Le  11 septembre français

PARIS – Immédiatement après le massacre dans les locaux de Charlie Hebdo, l'hebdo satirique, on a comparé cet acte aux attentats commis par Al Qaïda aux USA en 2001. L'attentat du 7 janvier est le plus meurtrier que la France ait connu depuis la fin de la guerre d'Algérie en 1962. Dans quelle mesure cette analogie est-elle exacte?

A priori cette comparaison parait artificielle et exagérée. Douze personnes ont perdu la vie à Paris, alors que prés de 3000 personnes ont été tuées le 11 septembre à New-York et à Washington. Les assaillants se sont servis de Kalachnikov et non d'avions détournés. Et contrairement aux terroristes du 11 septembre, ils ont tué des citoyens de leur propre pays. C'est pourquoi l'attentat de Paris en 2015 ressemble davantage à une combinaison de deux autres attentats : celui du métro de Londres en 2005 dont les auteurs étaient tous des ressortissants britanniques et celui de Bombay en 2008, car les terroristes avaient alors des fusils et visaient des personnes individuellement.

Pourtant, malgré ces différences majeures, les attentats de Paris et de New-York sont de même nature. Les deux villes incarnent un rêve universel, toutes deux sont des métaphores pour la lumière et la liberté, les deux appartiennent à toute l'humanité, et pas seulement à leurs pays respectifs.

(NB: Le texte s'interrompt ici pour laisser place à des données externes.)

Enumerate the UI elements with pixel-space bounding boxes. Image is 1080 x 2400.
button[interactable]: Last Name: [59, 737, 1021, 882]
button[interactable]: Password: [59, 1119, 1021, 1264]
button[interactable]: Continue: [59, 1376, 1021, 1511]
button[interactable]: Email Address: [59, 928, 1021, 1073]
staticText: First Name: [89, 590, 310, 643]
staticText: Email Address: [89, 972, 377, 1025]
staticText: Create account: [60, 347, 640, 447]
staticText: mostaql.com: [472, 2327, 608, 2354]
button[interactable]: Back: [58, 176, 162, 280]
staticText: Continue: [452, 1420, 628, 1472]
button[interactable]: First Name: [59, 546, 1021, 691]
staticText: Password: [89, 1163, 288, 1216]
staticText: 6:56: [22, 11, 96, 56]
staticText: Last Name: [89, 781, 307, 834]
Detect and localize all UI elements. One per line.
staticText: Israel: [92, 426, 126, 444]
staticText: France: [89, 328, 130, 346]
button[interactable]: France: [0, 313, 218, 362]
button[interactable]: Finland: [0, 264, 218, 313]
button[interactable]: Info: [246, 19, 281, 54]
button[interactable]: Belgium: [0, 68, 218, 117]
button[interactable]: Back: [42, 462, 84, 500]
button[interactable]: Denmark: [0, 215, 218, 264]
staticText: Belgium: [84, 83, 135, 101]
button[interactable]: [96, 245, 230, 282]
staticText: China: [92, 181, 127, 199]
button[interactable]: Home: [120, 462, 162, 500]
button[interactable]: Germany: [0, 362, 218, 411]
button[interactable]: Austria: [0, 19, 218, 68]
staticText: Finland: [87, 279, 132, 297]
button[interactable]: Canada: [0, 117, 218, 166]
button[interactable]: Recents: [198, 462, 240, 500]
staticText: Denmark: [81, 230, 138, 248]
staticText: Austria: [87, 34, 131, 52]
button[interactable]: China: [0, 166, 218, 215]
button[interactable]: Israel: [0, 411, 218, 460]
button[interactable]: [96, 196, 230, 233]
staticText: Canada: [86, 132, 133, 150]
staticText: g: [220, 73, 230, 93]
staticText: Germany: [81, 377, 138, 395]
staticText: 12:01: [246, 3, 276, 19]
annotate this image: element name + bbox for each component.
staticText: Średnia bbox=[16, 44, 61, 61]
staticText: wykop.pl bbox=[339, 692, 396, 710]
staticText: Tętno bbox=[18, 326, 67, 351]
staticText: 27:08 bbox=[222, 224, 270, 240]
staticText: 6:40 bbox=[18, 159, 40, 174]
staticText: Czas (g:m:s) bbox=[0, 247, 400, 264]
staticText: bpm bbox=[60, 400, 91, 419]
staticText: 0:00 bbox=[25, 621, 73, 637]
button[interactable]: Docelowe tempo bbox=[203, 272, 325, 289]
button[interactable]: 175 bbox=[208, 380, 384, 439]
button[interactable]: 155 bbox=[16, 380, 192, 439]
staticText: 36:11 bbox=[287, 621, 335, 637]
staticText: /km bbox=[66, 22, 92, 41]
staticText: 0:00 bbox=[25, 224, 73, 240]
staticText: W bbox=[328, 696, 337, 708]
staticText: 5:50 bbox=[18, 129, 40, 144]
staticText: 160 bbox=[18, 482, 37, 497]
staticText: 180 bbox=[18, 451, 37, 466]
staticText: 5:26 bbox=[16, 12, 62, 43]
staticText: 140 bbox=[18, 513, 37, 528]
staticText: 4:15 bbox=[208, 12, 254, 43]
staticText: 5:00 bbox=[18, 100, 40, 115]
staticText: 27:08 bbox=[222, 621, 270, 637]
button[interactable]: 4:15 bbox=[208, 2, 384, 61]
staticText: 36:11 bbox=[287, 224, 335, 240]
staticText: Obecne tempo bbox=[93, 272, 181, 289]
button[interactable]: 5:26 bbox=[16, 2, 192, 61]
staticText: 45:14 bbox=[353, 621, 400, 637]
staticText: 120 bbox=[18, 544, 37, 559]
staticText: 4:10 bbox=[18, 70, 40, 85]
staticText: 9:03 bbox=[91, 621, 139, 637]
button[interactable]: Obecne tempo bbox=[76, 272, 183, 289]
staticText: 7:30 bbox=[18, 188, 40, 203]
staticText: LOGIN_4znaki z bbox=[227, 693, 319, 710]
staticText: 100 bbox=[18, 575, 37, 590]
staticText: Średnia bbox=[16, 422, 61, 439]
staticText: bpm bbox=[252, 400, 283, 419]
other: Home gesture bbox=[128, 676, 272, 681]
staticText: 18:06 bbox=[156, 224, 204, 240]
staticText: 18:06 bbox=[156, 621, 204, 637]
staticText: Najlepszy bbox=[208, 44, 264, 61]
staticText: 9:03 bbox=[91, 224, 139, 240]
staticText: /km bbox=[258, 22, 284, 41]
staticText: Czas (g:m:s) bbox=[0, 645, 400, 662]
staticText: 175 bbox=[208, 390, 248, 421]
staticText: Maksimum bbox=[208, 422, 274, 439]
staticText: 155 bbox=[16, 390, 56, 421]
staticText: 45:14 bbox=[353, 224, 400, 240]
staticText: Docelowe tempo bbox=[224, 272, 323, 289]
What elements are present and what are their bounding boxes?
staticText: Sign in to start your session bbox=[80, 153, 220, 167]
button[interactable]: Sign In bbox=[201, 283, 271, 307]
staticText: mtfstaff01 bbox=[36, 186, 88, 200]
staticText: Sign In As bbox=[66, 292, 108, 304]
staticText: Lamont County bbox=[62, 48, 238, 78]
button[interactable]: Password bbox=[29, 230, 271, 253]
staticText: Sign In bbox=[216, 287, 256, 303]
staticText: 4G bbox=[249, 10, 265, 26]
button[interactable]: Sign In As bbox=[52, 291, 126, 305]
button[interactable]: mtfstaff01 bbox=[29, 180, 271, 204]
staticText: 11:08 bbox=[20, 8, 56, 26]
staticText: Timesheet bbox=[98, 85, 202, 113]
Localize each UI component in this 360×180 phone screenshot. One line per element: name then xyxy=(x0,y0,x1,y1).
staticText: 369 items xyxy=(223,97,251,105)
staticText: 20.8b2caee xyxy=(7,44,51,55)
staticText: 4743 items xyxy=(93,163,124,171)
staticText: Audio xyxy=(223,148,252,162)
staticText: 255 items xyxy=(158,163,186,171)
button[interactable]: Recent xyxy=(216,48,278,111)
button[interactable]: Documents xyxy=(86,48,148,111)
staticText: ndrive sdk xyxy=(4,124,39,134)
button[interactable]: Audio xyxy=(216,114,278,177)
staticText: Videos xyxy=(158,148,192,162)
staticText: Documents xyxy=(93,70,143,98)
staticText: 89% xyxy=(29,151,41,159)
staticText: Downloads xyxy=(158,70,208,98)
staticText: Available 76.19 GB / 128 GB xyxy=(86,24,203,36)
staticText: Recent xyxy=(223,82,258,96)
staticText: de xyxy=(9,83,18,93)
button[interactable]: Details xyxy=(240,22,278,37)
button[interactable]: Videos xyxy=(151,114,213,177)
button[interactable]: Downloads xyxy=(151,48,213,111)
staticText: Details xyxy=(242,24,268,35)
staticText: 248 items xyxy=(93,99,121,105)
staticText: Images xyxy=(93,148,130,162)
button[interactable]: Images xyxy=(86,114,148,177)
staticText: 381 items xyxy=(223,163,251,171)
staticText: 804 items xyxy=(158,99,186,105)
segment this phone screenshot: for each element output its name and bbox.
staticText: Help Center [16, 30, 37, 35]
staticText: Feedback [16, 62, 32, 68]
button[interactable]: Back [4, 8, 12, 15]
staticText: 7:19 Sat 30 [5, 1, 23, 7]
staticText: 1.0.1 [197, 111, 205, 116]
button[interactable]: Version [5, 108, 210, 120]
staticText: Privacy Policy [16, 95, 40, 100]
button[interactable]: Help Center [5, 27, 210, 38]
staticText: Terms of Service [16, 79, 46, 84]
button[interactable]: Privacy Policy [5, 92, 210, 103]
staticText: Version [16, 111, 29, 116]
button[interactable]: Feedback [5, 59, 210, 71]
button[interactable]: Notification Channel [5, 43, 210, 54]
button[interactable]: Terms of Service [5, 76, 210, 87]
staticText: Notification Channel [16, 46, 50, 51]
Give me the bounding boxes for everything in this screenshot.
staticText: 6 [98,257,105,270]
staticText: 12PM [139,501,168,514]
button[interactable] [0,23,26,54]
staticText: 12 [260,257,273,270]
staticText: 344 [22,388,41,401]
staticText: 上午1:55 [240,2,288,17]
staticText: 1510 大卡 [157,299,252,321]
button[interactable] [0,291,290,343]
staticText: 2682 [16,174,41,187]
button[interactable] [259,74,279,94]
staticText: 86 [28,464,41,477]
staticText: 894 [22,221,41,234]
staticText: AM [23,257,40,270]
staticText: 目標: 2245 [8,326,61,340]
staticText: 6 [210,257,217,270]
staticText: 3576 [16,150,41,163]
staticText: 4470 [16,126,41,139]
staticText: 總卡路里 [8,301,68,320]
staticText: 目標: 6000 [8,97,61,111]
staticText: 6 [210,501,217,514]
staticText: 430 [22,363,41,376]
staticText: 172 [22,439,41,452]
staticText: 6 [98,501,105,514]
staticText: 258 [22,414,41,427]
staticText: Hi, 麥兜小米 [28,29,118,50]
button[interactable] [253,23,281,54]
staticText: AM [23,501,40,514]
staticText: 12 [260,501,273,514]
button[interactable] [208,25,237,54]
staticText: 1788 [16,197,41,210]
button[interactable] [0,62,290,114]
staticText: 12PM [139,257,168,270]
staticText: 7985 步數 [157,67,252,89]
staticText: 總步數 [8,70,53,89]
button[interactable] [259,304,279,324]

Et dans les deux cas les cibles choisies sont hautement symboliques. A New-York les tours jumelle incarnaient l'ambition et la réussite du capitalisme. A Paris, Charlie Hebdo a donné forme à l'esprit de la liberté démocratique : la possibilité d'écrire, de dessiner et de publier n'importe quoi - y compris des provocations extrêmes (et parfois vulgaires). De même qu'à New-York, à Paris on a le sentiment profond que la véritable cible est la civilisation occidentale elle-même.